Discussion Document G — Application of S-K, Item 302(a), Selected Quarterly Financial Data, to a Private Company in a Form S-4
Background: Item 17 of the instructions to Form S-4 state, in part:
“(b) If the company being acquired is not subject to the reporting requirements of either Section 13(a) or 15(d) of the Exchange Act; or, because of Section 12(i) of the Exchange Act, has not furnished an annual report to security holders pursuant to Rule 14a-3 or Rule 14c-3 for its latest fiscal year; furnish the information that would be required by the following if securities of such company were being registered…(4) Item 302 of Regulation S-K, supplementary financial information.”
S-K Item 302(a) states that
“registrants specified in paragraph (a)(5) of this Item shall provide…(1) Disclosure…of net sales, gross profit…, income (loss) before extraordinary items and cumulative effect of a change in accounting, per share data based upon such income (loss), and net income (loss) for each full quarter within the two most recent fiscal years and any subsequent interim period for which financial statements are included or required to be included by Article 3 of Regulation S-X.”

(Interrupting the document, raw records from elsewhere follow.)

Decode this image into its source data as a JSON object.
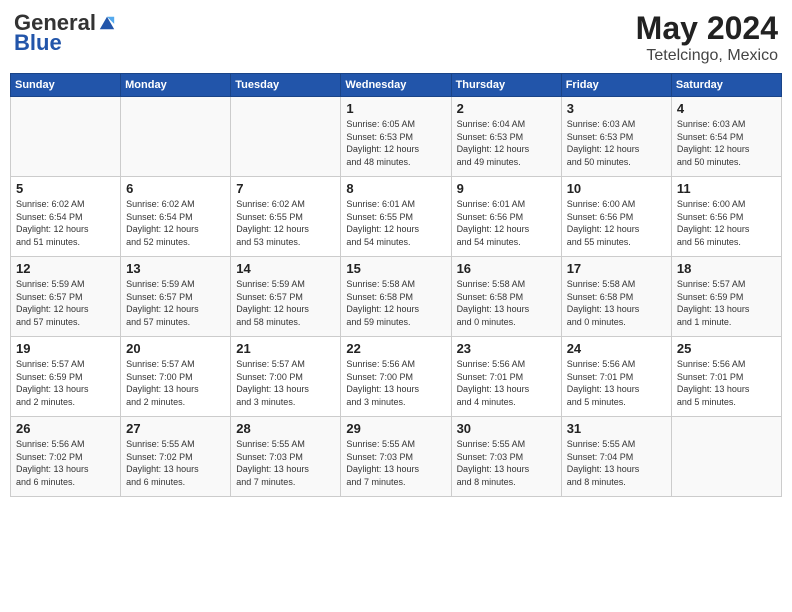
{
  "header": {
    "logo_general": "General",
    "logo_blue": "Blue",
    "title": "May 2024",
    "subtitle": "Tetelcingo, Mexico"
  },
  "days_of_week": [
    "Sunday",
    "Monday",
    "Tuesday",
    "Wednesday",
    "Thursday",
    "Friday",
    "Saturday"
  ],
  "weeks": [
    [
      {
        "day": "",
        "info": ""
      },
      {
        "day": "",
        "info": ""
      },
      {
        "day": "",
        "info": ""
      },
      {
        "day": "1",
        "info": "Sunrise: 6:05 AM\nSunset: 6:53 PM\nDaylight: 12 hours\nand 48 minutes."
      },
      {
        "day": "2",
        "info": "Sunrise: 6:04 AM\nSunset: 6:53 PM\nDaylight: 12 hours\nand 49 minutes."
      },
      {
        "day": "3",
        "info": "Sunrise: 6:03 AM\nSunset: 6:53 PM\nDaylight: 12 hours\nand 50 minutes."
      },
      {
        "day": "4",
        "info": "Sunrise: 6:03 AM\nSunset: 6:54 PM\nDaylight: 12 hours\nand 50 minutes."
      }
    ],
    [
      {
        "day": "5",
        "info": "Sunrise: 6:02 AM\nSunset: 6:54 PM\nDaylight: 12 hours\nand 51 minutes."
      },
      {
        "day": "6",
        "info": "Sunrise: 6:02 AM\nSunset: 6:54 PM\nDaylight: 12 hours\nand 52 minutes."
      },
      {
        "day": "7",
        "info": "Sunrise: 6:02 AM\nSunset: 6:55 PM\nDaylight: 12 hours\nand 53 minutes."
      },
      {
        "day": "8",
        "info": "Sunrise: 6:01 AM\nSunset: 6:55 PM\nDaylight: 12 hours\nand 54 minutes."
      },
      {
        "day": "9",
        "info": "Sunrise: 6:01 AM\nSunset: 6:56 PM\nDaylight: 12 hours\nand 54 minutes."
      },
      {
        "day": "10",
        "info": "Sunrise: 6:00 AM\nSunset: 6:56 PM\nDaylight: 12 hours\nand 55 minutes."
      },
      {
        "day": "11",
        "info": "Sunrise: 6:00 AM\nSunset: 6:56 PM\nDaylight: 12 hours\nand 56 minutes."
      }
    ],
    [
      {
        "day": "12",
        "info": "Sunrise: 5:59 AM\nSunset: 6:57 PM\nDaylight: 12 hours\nand 57 minutes."
      },
      {
        "day": "13",
        "info": "Sunrise: 5:59 AM\nSunset: 6:57 PM\nDaylight: 12 hours\nand 57 minutes."
      },
      {
        "day": "14",
        "info": "Sunrise: 5:59 AM\nSunset: 6:57 PM\nDaylight: 12 hours\nand 58 minutes."
      },
      {
        "day": "15",
        "info": "Sunrise: 5:58 AM\nSunset: 6:58 PM\nDaylight: 12 hours\nand 59 minutes."
      },
      {
        "day": "16",
        "info": "Sunrise: 5:58 AM\nSunset: 6:58 PM\nDaylight: 13 hours\nand 0 minutes."
      },
      {
        "day": "17",
        "info": "Sunrise: 5:58 AM\nSunset: 6:58 PM\nDaylight: 13 hours\nand 0 minutes."
      },
      {
        "day": "18",
        "info": "Sunrise: 5:57 AM\nSunset: 6:59 PM\nDaylight: 13 hours\nand 1 minute."
      }
    ],
    [
      {
        "day": "19",
        "info": "Sunrise: 5:57 AM\nSunset: 6:59 PM\nDaylight: 13 hours\nand 2 minutes."
      },
      {
        "day": "20",
        "info": "Sunrise: 5:57 AM\nSunset: 7:00 PM\nDaylight: 13 hours\nand 2 minutes."
      },
      {
        "day": "21",
        "info": "Sunrise: 5:57 AM\nSunset: 7:00 PM\nDaylight: 13 hours\nand 3 minutes."
      },
      {
        "day": "22",
        "info": "Sunrise: 5:56 AM\nSunset: 7:00 PM\nDaylight: 13 hours\nand 3 minutes."
      },
      {
        "day": "23",
        "info": "Sunrise: 5:56 AM\nSunset: 7:01 PM\nDaylight: 13 hours\nand 4 minutes."
      },
      {
        "day": "24",
        "info": "Sunrise: 5:56 AM\nSunset: 7:01 PM\nDaylight: 13 hours\nand 5 minutes."
      },
      {
        "day": "25",
        "info": "Sunrise: 5:56 AM\nSunset: 7:01 PM\nDaylight: 13 hours\nand 5 minutes."
      }
    ],
    [
      {
        "day": "26",
        "info": "Sunrise: 5:56 AM\nSunset: 7:02 PM\nDaylight: 13 hours\nand 6 minutes."
      },
      {
        "day": "27",
        "info": "Sunrise: 5:55 AM\nSunset: 7:02 PM\nDaylight: 13 hours\nand 6 minutes."
      },
      {
        "day": "28",
        "info": "Sunrise: 5:55 AM\nSunset: 7:03 PM\nDaylight: 13 hours\nand 7 minutes."
      },
      {
        "day": "29",
        "info": "Sunrise: 5:55 AM\nSunset: 7:03 PM\nDaylight: 13 hours\nand 7 minutes."
      },
      {
        "day": "30",
        "info": "Sunrise: 5:55 AM\nSunset: 7:03 PM\nDaylight: 13 hours\nand 8 minutes."
      },
      {
        "day": "31",
        "info": "Sunrise: 5:55 AM\nSunset: 7:04 PM\nDaylight: 13 hours\nand 8 minutes."
      },
      {
        "day": "",
        "info": ""
      }
    ]
  ]
}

Paragraph (a)(5) of S-K Item 302 states that the requirement to present quarterly financial data “applies to any registrant, except a foreign private issuer, that has securities registered pursuant to sections 12(b) (other than mutual life insurance companies) or 12(g) of the Exchange Act.” [emphasis added]

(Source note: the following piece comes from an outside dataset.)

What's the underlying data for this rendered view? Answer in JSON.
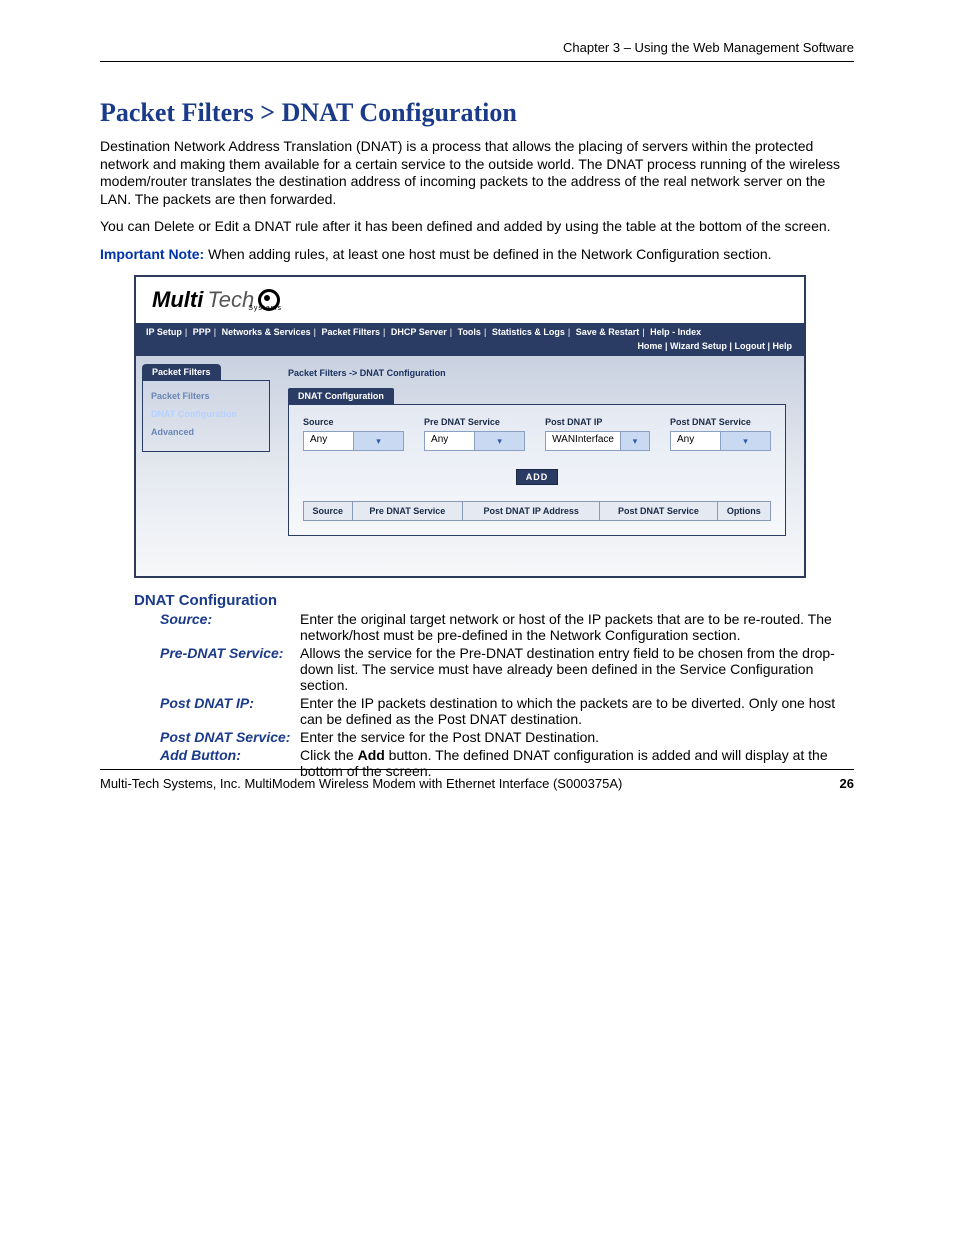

At the March 2001 SEC Regulations Committee Meeting (Issue B), the SEC staff stated that a company is not required to furnish quarterly financial data information pursuant to S-K Item 302(a) in its initial registration statement. This conclusion was based on the guidance in paragraph (a)(5) of S-K Item 302, that is, since the company does not have any securities registered under sections 12(b) or 12(g) of the Exchange Act until the initial registration statement is declared effective, it is exempt from the disclosure requirements of Item 302.
At the June 2004 SEC Regulations Committee meeting, the Committee and the SEC staff discussed whether S-K Item 302 quarterly financial data is required to be furnished in a Form S-4 for a private company that is being acquired by a registrant. The SEC staff took the view that “Disclosure of quarterly financial data information is required pursuant to S-K Item 302 notwithstanding the fact that the company being acquired is a private company.”
The Committee requests that the SEC staff reconsider its view, since it is unclear why the quarterly information is more meaningful in a Form S-4 than in an IPO registration statement on Form S-1.
Question: Is S-K Item 302 quarterly financial data information required to be furnished in a Form S-4 for a private company that is being acquired by a registrant?
View A — No. Paragraph (a)(5) of S-K Item 302 states that a company that does not have securities registered pursuant to sections 12(b) or 12(g) of the Exchange Act is exempt from the requirement to furnish quarterly financial data information. Also, for the reasons stated above, there should be no difference between the requirements for a Form S-1 filing and a Form S-4.
View B — Yes. Disclosure of quarterly financial data information is required pursuant to S-K Item 302 notwithstanding the fact that the company being acquired is a private company.
SEC Staff Response: The staff does not object to View A. This view would also apply to initial registrations filed on Form 10 as well as proxy materials filed under Item 14(c)(2) of Schedule 14A.